The band’s bonkers live performances were sparking attention, but they were only the opening act for Aerosmith – not exactly a prime moneymaker.
Bogart realized that keeping a record label afloat meant making more records. But neither he nor the band had the money to produce another studio album – KISS had released three in the previous 18 months – so it became a “happy accident” to record them on tour.
“Alive!,” released in September 1975, established KISS’ reputation as party rockers unleashing every explosive toy onstage.
It also was a product of its era, when live performances still held mystique.
“KISS fans were defined by the ones who saw them in person,” Bogart says. “When ‘Alive!’ came out, they felt like they were there, and that drove more people to buy the records. The success of the album was fans going, ‘I was there; it was MY experience.’ ”
Did Berry Gordy put a hit out on Neil Bogart because Casablanca lured The Isley Brothers and Gladys Knight from Motown Records?
“I’ve been advised never to say (those words),” Timothy Bogart says with a laugh.
But, from his extensive interviews, Neil Bogart learned, as depicted in the film, there was a convention in Miami where Bill Withers – whom Motown wanted, but Bogart signed – was performing.
While in the movie, Bogart and his crew are held at gunpoint in an alley and threatened for taking Black artists from Motown, the reality didn’t include weapons being brandished.

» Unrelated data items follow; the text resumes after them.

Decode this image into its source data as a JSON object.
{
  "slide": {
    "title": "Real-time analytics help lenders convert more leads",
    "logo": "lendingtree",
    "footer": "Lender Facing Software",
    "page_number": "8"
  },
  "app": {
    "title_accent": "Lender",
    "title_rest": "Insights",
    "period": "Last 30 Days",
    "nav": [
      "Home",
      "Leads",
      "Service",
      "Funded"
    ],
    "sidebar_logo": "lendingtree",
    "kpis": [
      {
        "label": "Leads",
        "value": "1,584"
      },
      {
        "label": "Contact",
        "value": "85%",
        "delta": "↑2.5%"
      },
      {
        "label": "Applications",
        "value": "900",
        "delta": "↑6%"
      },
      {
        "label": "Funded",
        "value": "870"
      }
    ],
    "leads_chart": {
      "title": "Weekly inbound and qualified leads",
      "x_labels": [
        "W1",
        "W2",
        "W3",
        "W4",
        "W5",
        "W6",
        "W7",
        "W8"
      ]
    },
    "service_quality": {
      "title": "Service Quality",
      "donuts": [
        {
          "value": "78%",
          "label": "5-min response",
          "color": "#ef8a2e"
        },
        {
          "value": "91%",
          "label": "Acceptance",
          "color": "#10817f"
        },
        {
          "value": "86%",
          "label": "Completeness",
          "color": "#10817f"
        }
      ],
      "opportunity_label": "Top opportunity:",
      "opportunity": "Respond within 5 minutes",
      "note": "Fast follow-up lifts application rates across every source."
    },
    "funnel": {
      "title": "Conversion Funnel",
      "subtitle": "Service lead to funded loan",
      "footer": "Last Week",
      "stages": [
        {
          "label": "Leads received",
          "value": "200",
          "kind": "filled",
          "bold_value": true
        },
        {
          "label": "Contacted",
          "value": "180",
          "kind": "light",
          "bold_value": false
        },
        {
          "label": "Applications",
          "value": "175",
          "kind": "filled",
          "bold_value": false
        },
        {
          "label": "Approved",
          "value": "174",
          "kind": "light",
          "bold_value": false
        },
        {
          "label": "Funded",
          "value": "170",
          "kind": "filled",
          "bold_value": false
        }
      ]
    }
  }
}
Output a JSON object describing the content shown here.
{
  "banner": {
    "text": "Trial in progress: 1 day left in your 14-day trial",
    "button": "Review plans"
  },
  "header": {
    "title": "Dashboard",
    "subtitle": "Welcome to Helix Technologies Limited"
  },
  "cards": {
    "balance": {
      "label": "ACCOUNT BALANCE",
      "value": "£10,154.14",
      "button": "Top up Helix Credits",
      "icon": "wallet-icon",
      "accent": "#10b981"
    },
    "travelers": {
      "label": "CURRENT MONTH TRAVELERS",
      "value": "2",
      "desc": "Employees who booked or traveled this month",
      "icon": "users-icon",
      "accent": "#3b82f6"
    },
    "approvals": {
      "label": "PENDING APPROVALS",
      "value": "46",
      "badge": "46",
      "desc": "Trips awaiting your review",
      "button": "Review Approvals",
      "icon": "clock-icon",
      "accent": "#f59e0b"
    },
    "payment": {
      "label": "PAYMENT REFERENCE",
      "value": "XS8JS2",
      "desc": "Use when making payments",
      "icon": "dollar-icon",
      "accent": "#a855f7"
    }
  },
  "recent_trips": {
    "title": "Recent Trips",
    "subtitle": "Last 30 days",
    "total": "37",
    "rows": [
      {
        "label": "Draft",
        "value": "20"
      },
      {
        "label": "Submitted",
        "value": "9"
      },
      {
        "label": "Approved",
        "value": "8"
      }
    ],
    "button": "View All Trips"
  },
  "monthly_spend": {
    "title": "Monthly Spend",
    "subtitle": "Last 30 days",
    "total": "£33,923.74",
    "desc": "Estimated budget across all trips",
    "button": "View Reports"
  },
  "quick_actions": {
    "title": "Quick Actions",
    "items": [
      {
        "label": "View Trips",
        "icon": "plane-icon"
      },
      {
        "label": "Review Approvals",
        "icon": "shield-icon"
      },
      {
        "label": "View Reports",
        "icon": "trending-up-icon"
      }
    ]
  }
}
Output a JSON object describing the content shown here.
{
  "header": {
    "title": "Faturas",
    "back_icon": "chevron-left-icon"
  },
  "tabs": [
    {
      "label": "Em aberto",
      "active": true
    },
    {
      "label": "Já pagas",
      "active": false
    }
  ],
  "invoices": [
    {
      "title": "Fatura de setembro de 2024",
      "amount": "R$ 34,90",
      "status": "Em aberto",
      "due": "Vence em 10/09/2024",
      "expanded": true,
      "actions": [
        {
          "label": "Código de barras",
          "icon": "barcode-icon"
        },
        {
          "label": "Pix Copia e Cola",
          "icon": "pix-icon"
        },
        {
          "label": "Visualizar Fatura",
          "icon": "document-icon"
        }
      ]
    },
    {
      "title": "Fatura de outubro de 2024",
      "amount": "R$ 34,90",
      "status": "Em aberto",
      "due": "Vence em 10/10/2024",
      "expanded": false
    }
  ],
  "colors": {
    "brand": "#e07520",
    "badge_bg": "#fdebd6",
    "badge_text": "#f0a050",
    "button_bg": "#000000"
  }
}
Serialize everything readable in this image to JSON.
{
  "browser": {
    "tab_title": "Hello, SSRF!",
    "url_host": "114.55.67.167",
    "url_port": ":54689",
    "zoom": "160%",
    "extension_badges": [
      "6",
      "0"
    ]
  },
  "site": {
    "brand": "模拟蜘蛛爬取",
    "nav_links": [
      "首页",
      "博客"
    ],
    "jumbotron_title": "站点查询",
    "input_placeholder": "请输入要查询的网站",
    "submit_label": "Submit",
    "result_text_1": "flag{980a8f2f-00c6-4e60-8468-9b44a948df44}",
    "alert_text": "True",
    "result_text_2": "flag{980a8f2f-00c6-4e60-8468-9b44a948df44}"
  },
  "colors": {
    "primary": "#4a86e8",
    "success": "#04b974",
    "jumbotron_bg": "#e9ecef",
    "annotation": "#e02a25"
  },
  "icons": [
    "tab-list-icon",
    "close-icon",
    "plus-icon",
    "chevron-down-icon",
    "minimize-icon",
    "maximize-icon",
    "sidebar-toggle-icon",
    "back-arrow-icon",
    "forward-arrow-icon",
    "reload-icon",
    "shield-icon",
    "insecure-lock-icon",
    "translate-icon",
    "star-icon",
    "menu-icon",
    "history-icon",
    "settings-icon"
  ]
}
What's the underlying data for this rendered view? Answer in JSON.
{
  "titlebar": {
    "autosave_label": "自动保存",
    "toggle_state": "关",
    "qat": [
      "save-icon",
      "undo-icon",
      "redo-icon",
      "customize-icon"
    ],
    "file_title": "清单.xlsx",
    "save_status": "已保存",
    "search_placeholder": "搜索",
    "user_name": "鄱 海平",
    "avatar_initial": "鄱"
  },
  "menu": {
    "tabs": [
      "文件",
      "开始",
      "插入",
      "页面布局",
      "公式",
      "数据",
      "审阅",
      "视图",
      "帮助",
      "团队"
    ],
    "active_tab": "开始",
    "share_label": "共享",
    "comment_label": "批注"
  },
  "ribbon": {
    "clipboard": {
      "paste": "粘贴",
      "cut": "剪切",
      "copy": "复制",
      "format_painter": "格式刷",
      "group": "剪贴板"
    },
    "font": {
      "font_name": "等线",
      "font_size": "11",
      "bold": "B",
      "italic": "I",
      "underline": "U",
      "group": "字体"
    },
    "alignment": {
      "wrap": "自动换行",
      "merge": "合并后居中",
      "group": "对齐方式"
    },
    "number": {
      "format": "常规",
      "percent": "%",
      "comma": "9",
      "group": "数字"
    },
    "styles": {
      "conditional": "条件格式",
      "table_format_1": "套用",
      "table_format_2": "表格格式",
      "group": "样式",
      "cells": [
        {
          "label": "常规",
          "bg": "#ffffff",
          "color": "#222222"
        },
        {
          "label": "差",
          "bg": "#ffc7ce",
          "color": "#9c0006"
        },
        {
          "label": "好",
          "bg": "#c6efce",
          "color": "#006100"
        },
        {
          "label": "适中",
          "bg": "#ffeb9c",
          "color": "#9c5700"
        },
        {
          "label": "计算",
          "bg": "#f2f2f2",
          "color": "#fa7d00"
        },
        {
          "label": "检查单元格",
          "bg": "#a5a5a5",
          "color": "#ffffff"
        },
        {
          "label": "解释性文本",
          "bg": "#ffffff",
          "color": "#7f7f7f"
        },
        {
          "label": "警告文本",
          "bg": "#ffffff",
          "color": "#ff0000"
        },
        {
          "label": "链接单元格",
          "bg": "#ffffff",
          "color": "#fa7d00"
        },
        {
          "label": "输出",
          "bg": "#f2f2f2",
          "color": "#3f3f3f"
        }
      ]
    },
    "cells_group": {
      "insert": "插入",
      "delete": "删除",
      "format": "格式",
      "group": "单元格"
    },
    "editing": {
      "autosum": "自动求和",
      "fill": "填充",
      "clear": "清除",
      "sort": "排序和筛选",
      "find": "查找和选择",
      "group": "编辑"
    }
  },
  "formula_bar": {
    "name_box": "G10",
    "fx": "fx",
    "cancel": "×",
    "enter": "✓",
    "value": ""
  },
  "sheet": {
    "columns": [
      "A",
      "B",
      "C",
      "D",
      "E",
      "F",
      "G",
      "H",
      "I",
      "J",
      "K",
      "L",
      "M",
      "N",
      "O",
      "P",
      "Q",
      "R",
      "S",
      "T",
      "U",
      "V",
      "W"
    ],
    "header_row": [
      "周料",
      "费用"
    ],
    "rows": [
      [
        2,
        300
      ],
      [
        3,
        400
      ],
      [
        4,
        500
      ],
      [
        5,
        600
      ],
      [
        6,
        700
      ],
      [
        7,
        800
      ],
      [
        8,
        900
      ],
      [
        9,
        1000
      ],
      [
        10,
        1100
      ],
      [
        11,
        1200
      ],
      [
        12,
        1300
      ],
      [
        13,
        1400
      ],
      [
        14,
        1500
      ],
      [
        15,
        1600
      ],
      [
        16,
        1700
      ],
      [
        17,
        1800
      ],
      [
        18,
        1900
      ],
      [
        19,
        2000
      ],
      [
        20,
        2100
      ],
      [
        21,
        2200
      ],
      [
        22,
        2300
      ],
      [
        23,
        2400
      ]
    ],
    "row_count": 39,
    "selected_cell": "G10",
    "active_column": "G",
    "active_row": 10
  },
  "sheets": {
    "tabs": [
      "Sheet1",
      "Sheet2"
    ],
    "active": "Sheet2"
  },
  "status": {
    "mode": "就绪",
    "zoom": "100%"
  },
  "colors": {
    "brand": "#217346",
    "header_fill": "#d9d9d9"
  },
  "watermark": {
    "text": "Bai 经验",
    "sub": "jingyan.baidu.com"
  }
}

Before the Miami convention, Bogart’s friend and Casablanca co-founder, Cecil Holmes (Jay Pharoah), received a phone call warning to get Bogart out of Miami immediately, otherwise he would be killed that night.
Holmes and Bogart complied.
“Can we draw a direct line to Berry?” Timothy Bogart asks. “It seemed quite clear where the message was coming from, but I don’t know if Berry personally did it.”
A few years later, Neil Bogart and Berry put their competitive instincts aside and became good friends.
Did Neil Bogart aid Gladys Knight with renaming 'Midnight Train to Georgia'?
The classic soul song, written by Jim Weatherly (and inspired by the long-distance romance between actors Lee Majors and Farrah Fawcett) was originally titled “Midnight Plane to Houston.”
In the film, Bogart sits with Knight at a piano as she frets over tweaking the wording to more accurately reflect her Atlanta roots, and eventually hits on the “midnight train to Georgia” phrase.
But it still isn’t clear if Knight modified the title or if it was changed by an Atlanta producer who had talked about cutting the song with Cissy Houston.
Timothy Bogart included a scene of his father and Knight together to convey the type of relationship he had with the artists on the Casablanca roster.
“He wasn’t just an executive. He was a producer and a writer and an artist,” Bogart says. “You see how deeply he worked with artists on the crafting of the songs.”